Pour comprendre la problématique des groupes armés présents à l’Est de la RD Congo et mieux appréhender le rôle que jouent le Rwanda et l’Ouganda dans l’instrumentalisation de la plupart de ces mouvements armés, dont le fameux M23, lire « Stratégie du chaos et du mensonge ». Tout y est.

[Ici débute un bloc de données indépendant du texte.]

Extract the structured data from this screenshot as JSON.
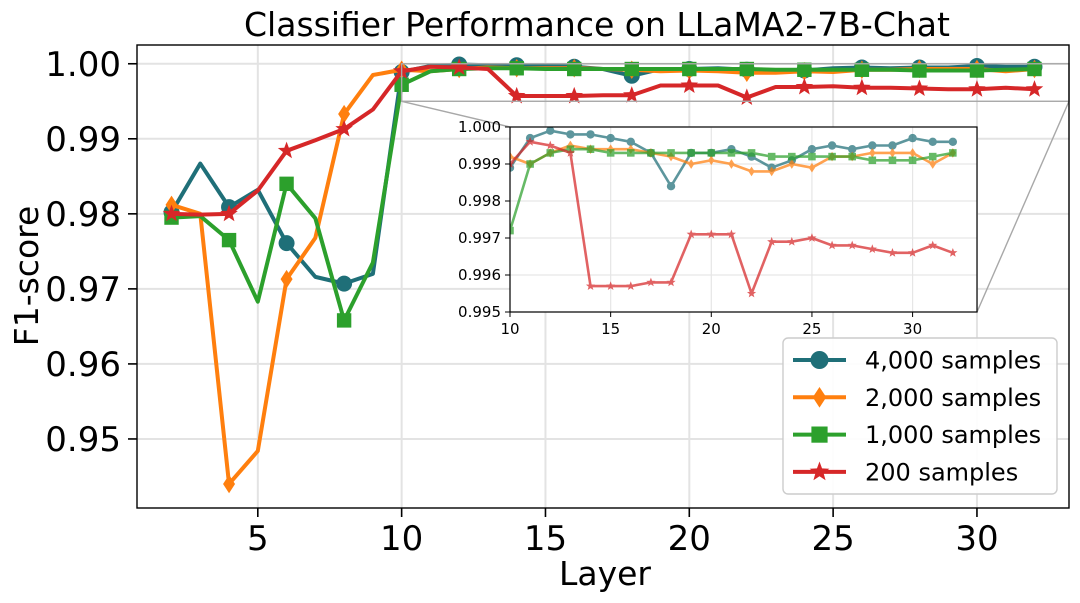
{
  "chart_data": {
    "type": "line",
    "title": "Classifier Performance on LLaMA2-7B-Chat",
    "xlabel": "Layer",
    "ylabel": "F1-score",
    "xlim": [
      0.8,
      33.2
    ],
    "ylim": [
      0.9408,
      1.0025
    ],
    "xticks": [
      5,
      10,
      15,
      20,
      25,
      30
    ],
    "yticks": [
      0.95,
      0.96,
      0.97,
      0.98,
      0.99,
      1.0
    ],
    "ytick_labels": [
      "0.95",
      "0.96",
      "0.97",
      "0.98",
      "0.99",
      "1.00"
    ],
    "grid": true,
    "legend_position": "bottom-right",
    "x": [
      2,
      3,
      4,
      5,
      6,
      7,
      8,
      9,
      10,
      11,
      12,
      13,
      14,
      15,
      16,
      17,
      18,
      19,
      20,
      21,
      22,
      23,
      24,
      25,
      26,
      27,
      28,
      29,
      30,
      31,
      32
    ],
    "series": [
      {
        "name": "4,000 samples",
        "color": "#1f6f78",
        "marker": "circle",
        "values": [
          0.9802,
          0.9867,
          0.9809,
          0.9832,
          0.9761,
          0.9716,
          0.9707,
          0.972,
          0.9989,
          0.9997,
          0.9999,
          0.9998,
          0.9998,
          0.9997,
          0.9996,
          0.9993,
          0.9984,
          0.9993,
          0.9993,
          0.9994,
          0.9992,
          0.9989,
          0.9991,
          0.9994,
          0.9995,
          0.9994,
          0.9995,
          0.9995,
          0.9997,
          0.9996,
          0.9996
        ]
      },
      {
        "name": "2,000 samples",
        "color": "#ff7f0e",
        "marker": "diamond",
        "values": [
          0.9812,
          0.98,
          0.944,
          0.9484,
          0.9713,
          0.9768,
          0.9933,
          0.9985,
          0.9992,
          0.999,
          0.9993,
          0.9995,
          0.9994,
          0.9994,
          0.9994,
          0.9993,
          0.9992,
          0.999,
          0.9991,
          0.999,
          0.9988,
          0.9988,
          0.999,
          0.9989,
          0.9992,
          0.9992,
          0.9993,
          0.9993,
          0.9993,
          0.999,
          0.9993
        ]
      },
      {
        "name": "1,000 samples",
        "color": "#2ca02c",
        "marker": "square",
        "values": [
          0.9795,
          0.9797,
          0.9765,
          0.9683,
          0.984,
          0.9794,
          0.9658,
          0.9735,
          0.9972,
          0.999,
          0.9993,
          0.9994,
          0.9994,
          0.9993,
          0.9993,
          0.9993,
          0.9993,
          0.9993,
          0.9993,
          0.9993,
          0.9993,
          0.9992,
          0.9992,
          0.9992,
          0.9992,
          0.9992,
          0.9991,
          0.9991,
          0.9991,
          0.9992,
          0.9993
        ]
      },
      {
        "name": "200 samples",
        "color": "#d62728",
        "marker": "star",
        "values": [
          0.98,
          0.9799,
          0.98,
          0.9831,
          0.9884,
          0.9898,
          0.9913,
          0.9939,
          0.999,
          0.9996,
          0.9995,
          0.9993,
          0.9957,
          0.9957,
          0.9957,
          0.9958,
          0.9958,
          0.9971,
          0.9971,
          0.9971,
          0.9955,
          0.9969,
          0.9969,
          0.997,
          0.9968,
          0.9968,
          0.9967,
          0.9966,
          0.9966,
          0.9968,
          0.9966
        ]
      }
    ],
    "inset": {
      "xlim": [
        10,
        33.2
      ],
      "ylim": [
        0.995,
        1.0
      ],
      "xticks": [
        10,
        15,
        20,
        25,
        30
      ],
      "yticks": [
        0.995,
        0.996,
        0.997,
        0.998,
        0.999,
        1.0
      ],
      "ytick_labels": [
        "0.995",
        "0.996",
        "0.997",
        "0.998",
        "0.999",
        "1.000"
      ]
    }
  }
}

Près de huit ans après sa parution, le livre, devenu un classique, une référence sur les enjeux géopolitiques en Afrique des Grands Lacs, est toujours d’actualité. Un extrait :
« Il ne fait l’ombre d’un doute que le M23, comme les trois autres mouvements armés avant lui, est sans conteste une pure création du Rwanda. Ce dernier se sert de ces mouvements politico-militaires pour atteindre son objectif principal, à savoir la balkanisation de la RD Congo dans le but ultime de créer un État autonome dans le Kivu. […] La conclusion d’une enquête des experts de l’ONU à ce sujet est sans équivoque : « L’implication du Rwanda dans l’orchestration de la rébellion du M23 devient plus compréhensible lorsqu’elle est comprise comme un vecteur déterminé et calculé pour conduire à la création d’un Etat fédéral autonome de l’Est du Congo. Il y a eu des spéculations quant à savoir si l’implication du Rwanda a été dictée par les intérêts de sécurité, ses intérêts économiques ou des liens ethniques et culturelles, la motivation de créer un État fédéral à l’Est du Congo semble incarner toutes ces autres préoccupations. »
Félix Tshisekedi et ses proches savent ce qu’ils font.